On March 17, 2014, CBC cancelled the series due to government budgetary cuts after losing the Hockey Night in Canada rights to Rogers Media and Sportsnet.

==Episodes==

===Season One (2013)===
Season One stars David Sutcliffe as Detective Aidan Black, a seasoned officer who transfers from the Emergency Task Force to the Psych Crimes and Crisis Unit after struggling with post-traumatic stress disorder; and Stefanie von Pfetten as psychiatrist Dr. Daniella Ridley, who leaves her prominent position at a downtown hospital to partner with the police. Black and Ridley are the lead team in a newly formed Psych Crimes Unit where they are joined by Poppy Wisnefski, a young cop cynical beyond her years, played by Luisa D'Oliveira, and a compassionate psychiatric nurse, Leo Beckett, played by Dayo Ade. Together they combine police investigative skills and psychiatric insight to resolve crises and solve crimes.

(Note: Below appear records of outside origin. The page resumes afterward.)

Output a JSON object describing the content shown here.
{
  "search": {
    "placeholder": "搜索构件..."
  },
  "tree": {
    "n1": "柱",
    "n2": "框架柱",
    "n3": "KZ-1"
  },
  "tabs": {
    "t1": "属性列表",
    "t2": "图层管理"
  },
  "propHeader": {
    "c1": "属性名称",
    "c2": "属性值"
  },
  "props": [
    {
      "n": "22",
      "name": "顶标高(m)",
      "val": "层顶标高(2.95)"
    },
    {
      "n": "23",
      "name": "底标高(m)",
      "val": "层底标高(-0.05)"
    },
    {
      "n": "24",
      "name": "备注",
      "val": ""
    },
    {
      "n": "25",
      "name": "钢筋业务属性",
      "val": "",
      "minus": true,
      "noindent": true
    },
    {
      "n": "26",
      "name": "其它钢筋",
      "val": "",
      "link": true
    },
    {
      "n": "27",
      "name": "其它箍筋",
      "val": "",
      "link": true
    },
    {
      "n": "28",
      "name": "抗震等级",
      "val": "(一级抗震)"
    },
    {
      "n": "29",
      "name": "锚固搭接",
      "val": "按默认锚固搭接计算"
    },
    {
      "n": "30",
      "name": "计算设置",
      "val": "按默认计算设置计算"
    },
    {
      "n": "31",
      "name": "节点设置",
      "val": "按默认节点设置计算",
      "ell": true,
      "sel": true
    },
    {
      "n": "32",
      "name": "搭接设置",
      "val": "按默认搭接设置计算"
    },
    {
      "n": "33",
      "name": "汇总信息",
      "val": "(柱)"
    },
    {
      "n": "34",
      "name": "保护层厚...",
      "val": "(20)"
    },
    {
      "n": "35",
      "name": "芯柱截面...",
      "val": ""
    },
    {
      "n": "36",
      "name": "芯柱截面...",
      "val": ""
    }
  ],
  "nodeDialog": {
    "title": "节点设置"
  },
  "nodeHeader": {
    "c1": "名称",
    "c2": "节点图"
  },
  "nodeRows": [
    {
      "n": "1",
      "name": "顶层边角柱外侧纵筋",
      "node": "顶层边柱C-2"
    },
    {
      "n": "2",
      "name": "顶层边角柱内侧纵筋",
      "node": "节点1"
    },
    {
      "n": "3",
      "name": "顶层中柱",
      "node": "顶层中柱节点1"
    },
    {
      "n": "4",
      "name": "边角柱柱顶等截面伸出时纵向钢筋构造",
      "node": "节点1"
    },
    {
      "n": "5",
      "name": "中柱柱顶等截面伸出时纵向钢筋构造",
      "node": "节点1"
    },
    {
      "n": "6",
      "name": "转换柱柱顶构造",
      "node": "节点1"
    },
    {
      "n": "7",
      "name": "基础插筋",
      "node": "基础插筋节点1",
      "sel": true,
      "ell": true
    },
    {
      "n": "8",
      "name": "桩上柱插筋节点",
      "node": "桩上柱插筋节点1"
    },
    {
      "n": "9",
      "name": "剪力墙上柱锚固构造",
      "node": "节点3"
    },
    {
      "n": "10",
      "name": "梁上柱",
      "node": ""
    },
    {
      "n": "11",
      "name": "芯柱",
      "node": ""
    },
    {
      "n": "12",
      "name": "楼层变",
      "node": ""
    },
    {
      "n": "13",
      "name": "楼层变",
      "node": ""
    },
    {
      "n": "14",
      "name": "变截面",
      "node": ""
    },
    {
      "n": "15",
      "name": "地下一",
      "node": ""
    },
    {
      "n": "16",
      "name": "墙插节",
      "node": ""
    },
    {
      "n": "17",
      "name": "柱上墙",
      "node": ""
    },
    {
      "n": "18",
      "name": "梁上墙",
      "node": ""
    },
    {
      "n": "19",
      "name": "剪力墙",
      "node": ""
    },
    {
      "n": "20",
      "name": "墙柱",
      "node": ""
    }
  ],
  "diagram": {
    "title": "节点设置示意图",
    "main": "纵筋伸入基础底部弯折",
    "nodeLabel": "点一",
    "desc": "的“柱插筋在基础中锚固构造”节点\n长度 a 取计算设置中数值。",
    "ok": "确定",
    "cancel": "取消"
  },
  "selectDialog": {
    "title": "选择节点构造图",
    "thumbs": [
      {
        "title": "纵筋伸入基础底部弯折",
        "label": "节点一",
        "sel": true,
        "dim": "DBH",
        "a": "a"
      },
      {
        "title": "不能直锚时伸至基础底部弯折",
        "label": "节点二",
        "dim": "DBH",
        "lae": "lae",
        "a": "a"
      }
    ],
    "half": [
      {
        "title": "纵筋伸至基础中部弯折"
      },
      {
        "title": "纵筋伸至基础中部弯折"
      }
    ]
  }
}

| No. overall | No. in season | Title | Directed by | Written by | Original release date | Viewers (millions) |
|---|---|---|---|---|---|---|
| 1 | 1 | "How the Light Gets In" | Tim Southam | Tracey Forbes | January 8, 2013 | 564,000 |
| 2 | 2 | "Fallen" | Phil Earnshaw | Dennis Foon & Janet MacLean | January 15, 2013 | TBA |
| 3 | 3 | "What We Can't See" | Bruce McDonald | Tracey Forbes | January 22, 2013 | TBA |
| 4 | 4 | "White Knight" | Phil Earnshaw | Alan McCullough | January 29, 2013 | TBA |
| 5 | 5 | "No Traveller Returns" | Brett Sullivan | Bruce M. Smith | February 5, 2013 | TBA |
| 6 | 6 | "Spirited Away" | Don McBrearty | Sandra Chwialkowska | February 12, 2013 | TBA |
| 7 | 7 | "Rocket Man" | Bruce McDonald | Patrick Tarr | February 19, 2013 | TBA |
| 8 | 8 | "The Thump Parade" | Anne Wheeler | Patrick Tarr | February 26, 2013 | TBA |
| 9 | 9 | "Cherry Blossoms" | Jim Donovan | Alan McCullough & Alexandra Mircheff | March 19, 2013 | TBA |
| 10 | 10 | "Inquest" | Steve DiMarco | Alan McCullough | March 26, 2013 | 436,000 |
| 11 | 11 | "Night Terrors" | Don McBrearty | Sandra Chwialkowska | April 2, 2013 | TBA |
| 12 | 12 | "Old Soldiers" | Steve DiMarco | Bruce M. Smith | April 9, 2013 | TBA |
| 13 | 13 | "The Light in Black" | Don McBrearty | Matt Doyle & Tracey Forbes | April 16, 2013 | 526,000 |

===Season Two (2013)===
Brooke Nevin joined the cast for Season Two as psychiatrist Dr. Clara Malone.

| No. overall | No. in season | Title | Directed by | Written by | Original release date | Viewers (millions) |
|---|---|---|---|---|---|---|
| 14 | 1 | "Swans" | Bruce McDonald | Bruce M. Smith | September 30, 2013 | 809,000 |
| 15 | 2 | "The Price" | Don McBrearty | David Barlow | October 7, 2013 | TBA |
| 16 | 3 | "The Valley" | Don McBrearty | Ellen Vanstone | October 14, 2013 | TBA |
| 17 | 4 | "Faces" | Bruce McDonald | Patrick Tarr | October 21, 2013 | TBA |
| 18 | 5 | "The Hold Out" | Norma Bailey | Karen McClellan | October 28, 2013 | TBA |
| 19 | 6 | "Ghost Dance" | Jim Donovan | Laurie Finstad-Knizhnik | November 4, 2013 | TBA |
| 20 | 7 | "Hideaway" | Sudz Sutherland | Patrick Tarr & Ellen Vanstone | November 18, 2013 | TBA |
| 21 | 8 | "Voices" | Jim Donovan | Bruce M. Smith | November 25, 2013 | TBA |

== Broadcast ==
On October 4, 2012, White Pine Pictures announced that they secured the program sale of the series to Astral's Québec fiction channel Séries+ pre-MIPCOM. On January 15, 2013, they announced the sale of the series by German distributor BetaFilm to Canal+ in France. Cracked went to air on the newly branded free TV channel, D8, Fridays at 8.45pm, commencing April 19, 2013.

The first season premiered in the United States on ReelzChannel cable on August 30, 2013 with the second season picked up for 2014. Sister network Ovation (American TV channel) acquired US syndication rights for their "Mystery Alley" channel on the Ovation NOW streaming service app.